From his vantage point as one of Israel’s largest IP partners — working with companies ranging from Monday.com and Mobileye to emerging early-stage teams — he sees the same trconclude up close. “Everybody’s working with AI. Everybody’s integrating AI into their business models. I don’t believe that AI is even close to being dead despite the reports that you’re hearing in the market and perhaps some investor uncertainty. It’s going, it’s on a run.”

While AI remains dominant, Panitch points to a second emerging pillar: quantum computing. Investor caution remains — most prefer to wait until the technology matures — but he states the number of early-stage quantum companies appearing at the summit is notable. In his view, Israel is positioned to become not only the cybersecurity hub it already is, but eventually “the quantum hub of the world.”

That momentum also extconcludes to investment flows. When inquireed whether hesitation from foreign investors will ease over the coming years now that the war is winding down, Panitch states the shift is already underway. According to the event’s VC panel, overseas funds are now entering much earlier, sometimes even at the seed stage — a departure from the traditional pattern in which foreign investment typically arrived in Series B or C rounds. “They’re seeing a lot of money coming in the seed round, which has been unusual,” he states, “and which is a signal that Israel is going places even further than it’s been before.”

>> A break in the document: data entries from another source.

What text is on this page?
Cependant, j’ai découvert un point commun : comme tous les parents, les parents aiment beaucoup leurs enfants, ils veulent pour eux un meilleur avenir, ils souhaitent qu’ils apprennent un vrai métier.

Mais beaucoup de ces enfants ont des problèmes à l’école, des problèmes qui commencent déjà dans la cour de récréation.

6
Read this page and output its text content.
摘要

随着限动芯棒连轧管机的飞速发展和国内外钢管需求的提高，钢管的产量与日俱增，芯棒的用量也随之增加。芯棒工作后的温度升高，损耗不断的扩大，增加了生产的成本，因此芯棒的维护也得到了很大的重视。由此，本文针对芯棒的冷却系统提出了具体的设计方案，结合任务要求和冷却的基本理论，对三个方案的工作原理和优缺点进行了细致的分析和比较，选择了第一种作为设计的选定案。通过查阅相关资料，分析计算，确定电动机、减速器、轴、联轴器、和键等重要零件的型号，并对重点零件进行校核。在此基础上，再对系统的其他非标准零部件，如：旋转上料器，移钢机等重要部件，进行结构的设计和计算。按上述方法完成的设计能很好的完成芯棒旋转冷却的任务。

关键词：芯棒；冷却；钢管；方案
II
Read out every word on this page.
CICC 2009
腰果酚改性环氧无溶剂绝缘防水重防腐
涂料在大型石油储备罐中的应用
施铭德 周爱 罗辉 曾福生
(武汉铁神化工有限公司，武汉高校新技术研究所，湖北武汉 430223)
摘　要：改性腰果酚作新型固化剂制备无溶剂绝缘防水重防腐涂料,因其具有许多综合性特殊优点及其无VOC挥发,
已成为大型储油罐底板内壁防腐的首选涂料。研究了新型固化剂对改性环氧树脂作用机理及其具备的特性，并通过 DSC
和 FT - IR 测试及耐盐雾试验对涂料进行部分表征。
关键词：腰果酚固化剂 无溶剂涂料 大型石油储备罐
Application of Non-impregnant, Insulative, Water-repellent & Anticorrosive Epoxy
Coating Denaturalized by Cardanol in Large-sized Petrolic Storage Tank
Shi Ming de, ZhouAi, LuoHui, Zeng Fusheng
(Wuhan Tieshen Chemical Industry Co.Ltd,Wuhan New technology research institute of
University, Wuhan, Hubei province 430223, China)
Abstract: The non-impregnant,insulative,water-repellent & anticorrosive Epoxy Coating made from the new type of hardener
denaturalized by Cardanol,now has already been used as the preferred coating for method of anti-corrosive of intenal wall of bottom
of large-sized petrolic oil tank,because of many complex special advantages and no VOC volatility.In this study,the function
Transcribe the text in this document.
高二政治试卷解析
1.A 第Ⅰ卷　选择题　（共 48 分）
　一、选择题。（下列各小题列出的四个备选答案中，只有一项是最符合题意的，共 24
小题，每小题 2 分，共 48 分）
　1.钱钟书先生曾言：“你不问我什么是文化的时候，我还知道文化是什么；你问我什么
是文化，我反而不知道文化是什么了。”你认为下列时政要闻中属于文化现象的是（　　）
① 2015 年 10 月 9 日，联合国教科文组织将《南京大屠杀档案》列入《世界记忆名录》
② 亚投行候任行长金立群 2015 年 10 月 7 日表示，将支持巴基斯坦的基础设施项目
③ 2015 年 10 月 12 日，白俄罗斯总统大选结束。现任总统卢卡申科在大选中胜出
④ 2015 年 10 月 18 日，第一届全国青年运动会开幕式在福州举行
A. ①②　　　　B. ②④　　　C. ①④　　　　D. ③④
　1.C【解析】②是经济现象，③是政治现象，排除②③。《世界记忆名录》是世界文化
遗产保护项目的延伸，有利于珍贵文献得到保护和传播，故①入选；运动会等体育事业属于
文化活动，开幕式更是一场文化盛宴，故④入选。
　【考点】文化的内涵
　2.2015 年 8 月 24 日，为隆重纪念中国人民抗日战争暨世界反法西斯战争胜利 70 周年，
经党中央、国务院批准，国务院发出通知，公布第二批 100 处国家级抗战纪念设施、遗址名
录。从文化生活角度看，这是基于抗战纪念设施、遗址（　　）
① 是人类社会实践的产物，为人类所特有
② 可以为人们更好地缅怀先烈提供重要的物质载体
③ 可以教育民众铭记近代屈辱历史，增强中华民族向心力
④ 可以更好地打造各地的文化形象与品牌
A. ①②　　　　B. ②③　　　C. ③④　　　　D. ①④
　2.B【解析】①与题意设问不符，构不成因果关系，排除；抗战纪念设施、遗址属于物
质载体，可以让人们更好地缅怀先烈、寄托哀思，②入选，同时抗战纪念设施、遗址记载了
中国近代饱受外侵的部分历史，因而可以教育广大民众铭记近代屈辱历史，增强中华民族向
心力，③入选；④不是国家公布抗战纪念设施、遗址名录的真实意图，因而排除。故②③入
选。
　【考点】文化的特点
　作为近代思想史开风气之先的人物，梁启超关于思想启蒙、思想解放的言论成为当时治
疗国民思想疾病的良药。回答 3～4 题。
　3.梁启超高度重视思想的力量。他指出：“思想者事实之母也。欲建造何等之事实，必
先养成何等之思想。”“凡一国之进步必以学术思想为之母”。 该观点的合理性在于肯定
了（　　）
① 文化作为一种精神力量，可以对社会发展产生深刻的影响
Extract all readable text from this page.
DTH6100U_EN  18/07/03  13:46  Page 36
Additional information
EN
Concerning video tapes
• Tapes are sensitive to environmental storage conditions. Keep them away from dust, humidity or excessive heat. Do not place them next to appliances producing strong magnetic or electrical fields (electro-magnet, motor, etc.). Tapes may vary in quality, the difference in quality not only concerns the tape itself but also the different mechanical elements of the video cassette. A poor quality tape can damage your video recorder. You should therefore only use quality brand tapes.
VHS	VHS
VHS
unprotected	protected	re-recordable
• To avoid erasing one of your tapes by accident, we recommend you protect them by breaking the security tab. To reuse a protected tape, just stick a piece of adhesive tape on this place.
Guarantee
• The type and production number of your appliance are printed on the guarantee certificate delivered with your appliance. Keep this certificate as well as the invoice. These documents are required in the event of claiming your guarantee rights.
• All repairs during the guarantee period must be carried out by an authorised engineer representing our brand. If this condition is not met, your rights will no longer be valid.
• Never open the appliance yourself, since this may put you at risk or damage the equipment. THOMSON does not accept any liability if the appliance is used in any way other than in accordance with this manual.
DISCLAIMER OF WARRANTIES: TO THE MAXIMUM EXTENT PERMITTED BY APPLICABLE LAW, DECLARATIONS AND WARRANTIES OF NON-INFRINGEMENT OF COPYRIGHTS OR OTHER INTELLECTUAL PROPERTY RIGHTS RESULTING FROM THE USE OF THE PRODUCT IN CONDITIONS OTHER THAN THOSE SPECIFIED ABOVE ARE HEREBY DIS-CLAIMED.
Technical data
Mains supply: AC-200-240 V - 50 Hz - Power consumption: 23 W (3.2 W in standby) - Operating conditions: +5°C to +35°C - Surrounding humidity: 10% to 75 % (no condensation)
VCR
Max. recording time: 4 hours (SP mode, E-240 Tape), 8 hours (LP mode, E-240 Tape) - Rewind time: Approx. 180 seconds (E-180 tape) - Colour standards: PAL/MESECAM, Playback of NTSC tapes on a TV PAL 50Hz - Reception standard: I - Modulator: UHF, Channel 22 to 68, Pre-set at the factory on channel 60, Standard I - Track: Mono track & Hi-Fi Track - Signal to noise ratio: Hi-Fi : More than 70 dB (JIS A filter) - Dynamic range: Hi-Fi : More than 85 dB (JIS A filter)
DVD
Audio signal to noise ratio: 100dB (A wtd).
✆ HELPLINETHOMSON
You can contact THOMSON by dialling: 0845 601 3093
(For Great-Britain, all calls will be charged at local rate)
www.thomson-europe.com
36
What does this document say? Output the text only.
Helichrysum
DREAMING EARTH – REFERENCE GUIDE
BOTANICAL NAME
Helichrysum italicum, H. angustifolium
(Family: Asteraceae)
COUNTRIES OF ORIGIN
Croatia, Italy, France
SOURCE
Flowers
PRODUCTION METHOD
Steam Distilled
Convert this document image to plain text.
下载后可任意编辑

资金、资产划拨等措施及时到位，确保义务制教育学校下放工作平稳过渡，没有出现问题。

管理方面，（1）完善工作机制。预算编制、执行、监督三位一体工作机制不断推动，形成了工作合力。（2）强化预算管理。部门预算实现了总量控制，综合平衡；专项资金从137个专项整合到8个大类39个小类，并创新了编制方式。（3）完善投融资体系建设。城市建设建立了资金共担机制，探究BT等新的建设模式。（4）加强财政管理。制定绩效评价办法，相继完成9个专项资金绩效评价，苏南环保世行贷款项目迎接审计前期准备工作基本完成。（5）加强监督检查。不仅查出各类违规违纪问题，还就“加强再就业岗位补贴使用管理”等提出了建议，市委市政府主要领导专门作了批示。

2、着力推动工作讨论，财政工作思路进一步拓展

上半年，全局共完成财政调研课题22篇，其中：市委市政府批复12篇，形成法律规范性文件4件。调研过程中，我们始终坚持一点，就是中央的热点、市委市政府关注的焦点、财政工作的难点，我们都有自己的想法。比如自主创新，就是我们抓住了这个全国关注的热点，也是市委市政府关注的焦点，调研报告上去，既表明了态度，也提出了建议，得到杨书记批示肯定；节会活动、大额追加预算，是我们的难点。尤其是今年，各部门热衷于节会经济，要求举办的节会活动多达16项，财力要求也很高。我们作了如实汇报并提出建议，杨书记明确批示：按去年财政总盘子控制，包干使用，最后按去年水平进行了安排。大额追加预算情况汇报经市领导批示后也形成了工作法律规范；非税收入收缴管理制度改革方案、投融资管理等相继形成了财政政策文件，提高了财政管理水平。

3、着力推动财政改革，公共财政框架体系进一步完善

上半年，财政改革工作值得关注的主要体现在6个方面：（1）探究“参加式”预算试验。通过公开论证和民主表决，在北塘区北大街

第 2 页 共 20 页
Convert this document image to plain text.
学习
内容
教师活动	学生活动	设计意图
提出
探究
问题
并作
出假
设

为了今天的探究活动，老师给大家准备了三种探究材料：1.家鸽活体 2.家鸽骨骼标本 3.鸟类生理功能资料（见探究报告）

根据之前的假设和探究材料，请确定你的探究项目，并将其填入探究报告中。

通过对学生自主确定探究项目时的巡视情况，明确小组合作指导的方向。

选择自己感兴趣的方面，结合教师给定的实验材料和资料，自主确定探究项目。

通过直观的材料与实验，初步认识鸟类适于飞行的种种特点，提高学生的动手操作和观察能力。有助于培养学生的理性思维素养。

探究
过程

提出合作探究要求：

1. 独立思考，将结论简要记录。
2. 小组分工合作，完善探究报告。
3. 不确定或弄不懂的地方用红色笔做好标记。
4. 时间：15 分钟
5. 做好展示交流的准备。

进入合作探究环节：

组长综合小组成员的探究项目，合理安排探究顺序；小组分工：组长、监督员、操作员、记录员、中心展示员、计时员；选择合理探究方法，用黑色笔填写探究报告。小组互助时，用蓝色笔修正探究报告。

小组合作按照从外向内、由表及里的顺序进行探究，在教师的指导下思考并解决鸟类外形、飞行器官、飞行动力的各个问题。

The summit’s takeaway was unmistakable: Israel’s tech sector is not pulling back. It is recalibrating. After two years marked by war, investor anxiety and shrinking consumer markets, founders are steering toward domains where Israel’s engineering strength and global demand converge. If that momentum holds, Israel’s next phase will be defined less by quick scale-ups and more by deep, defensible technologies built for the long haul.